When a new manager declared he would act as middleman for their tips, Jacal and Suarez’s “pay” began to shrivel. The waitresses told them how much they had been left, but the numbers didn’t add up. The manager was stealing part of their tips while the owner stole all of their wages. That was too much.
Jacal and Suarez approached Make the Road New York, an advocacy group for immigrant (and usually low-wage) workers, to help them win back their unpaid wages, unaware that a law had recently been passed to address this very problem. Legal procedures were soon opened against the company.
When the owner of Veranda learned of the suit he demanded all his employees’ working papers, a thinly veiled threat. He targeted Jacal and Suarez specifically, as known whistleblowers, reducing their hours, scheduling them during the Monday-Tuesday deadzone, and finally, firing them.
The workers, with the aid of advocates, were able to turn to Attorney General Eric Schneiderman’s office to prosecute their case under New York state’s new Wage Theft Prevention Act. Veranda ended up paying $150,000 in restitution and back pay to 23 workers. Under a provision of the new law, Jacal and Suarez were each paid $25,000 in lost wages, damages, and to punish their employer for firing them. Both men used their victory to help train members of Make the Road and to educate friends, families and acquaintances about the new law. Veranda now pays workers with checks, instead of cash under the table, and the state attorney general’s office will continue to monitor the restaurant’s employment practices through 2014.

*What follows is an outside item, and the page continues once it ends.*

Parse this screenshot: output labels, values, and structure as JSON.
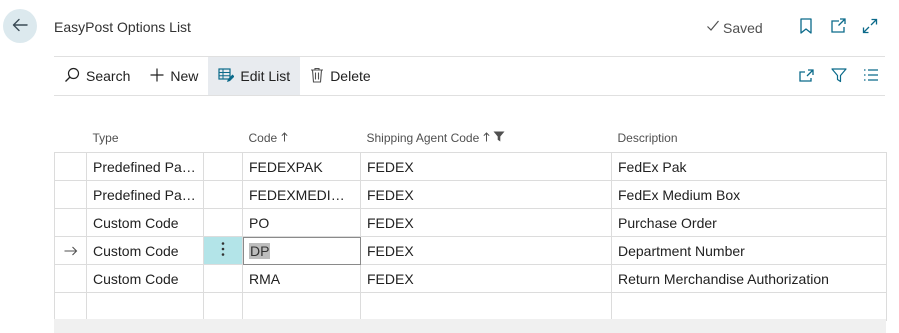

Jacal’s and Suarez’s story is both commonplace and exceptional. Wage theft is a pervasive and often unacknowledged crime in our radically unequal society. Recently CNN reported a 400-percent increase in wage-and-hour violation claims over the last 11 years, a statistic that likely only scratches the surface of unreported wage thefts. While property theft is punishable with jail time, the National Employment Law Center (NELP) estimated (in 2008) that the average low-wage worker loses 15 percent of her annual income to wage theft, through underpayment and denied overtime, among other schemes. Many do not have the support of groups like Make the Road, or in other parts of the country, laws that prioritize such crimes.
NELP’s analysis of the nation’s three largest cities—New York, Los Angeles and Chicago—found that over one-fourth of low-wage workers weren’t being paid the minimum wage, while 76 percent weren’t compensated for overtime work. There is no reason to think conditions are better elsewhere. Across the nation, millions are forced to work off-the-clock, misclassified as “independent contractors” to avoid taxes (which the workers then have to pay themselves), their paychecks tampered with, their time sheets altered. Walmart is an example of a national company that has indulged in almost all of these practices.
Enabled by staggering power differentials between employers and workers, these practices have become the norm in many low-wage industries (in 2000 the Department of Labor found 100 percent of poultry companies were in violation of wage and hour laws). In the absence of a strong labor movement and robust federal and state departments of labor, low-wage workers are left to fend for themselves in a weak job market. Immigrants who lack proper documentation are particularly susceptible to thieving bosses, who often threaten to turn their employees over to the police if they complain.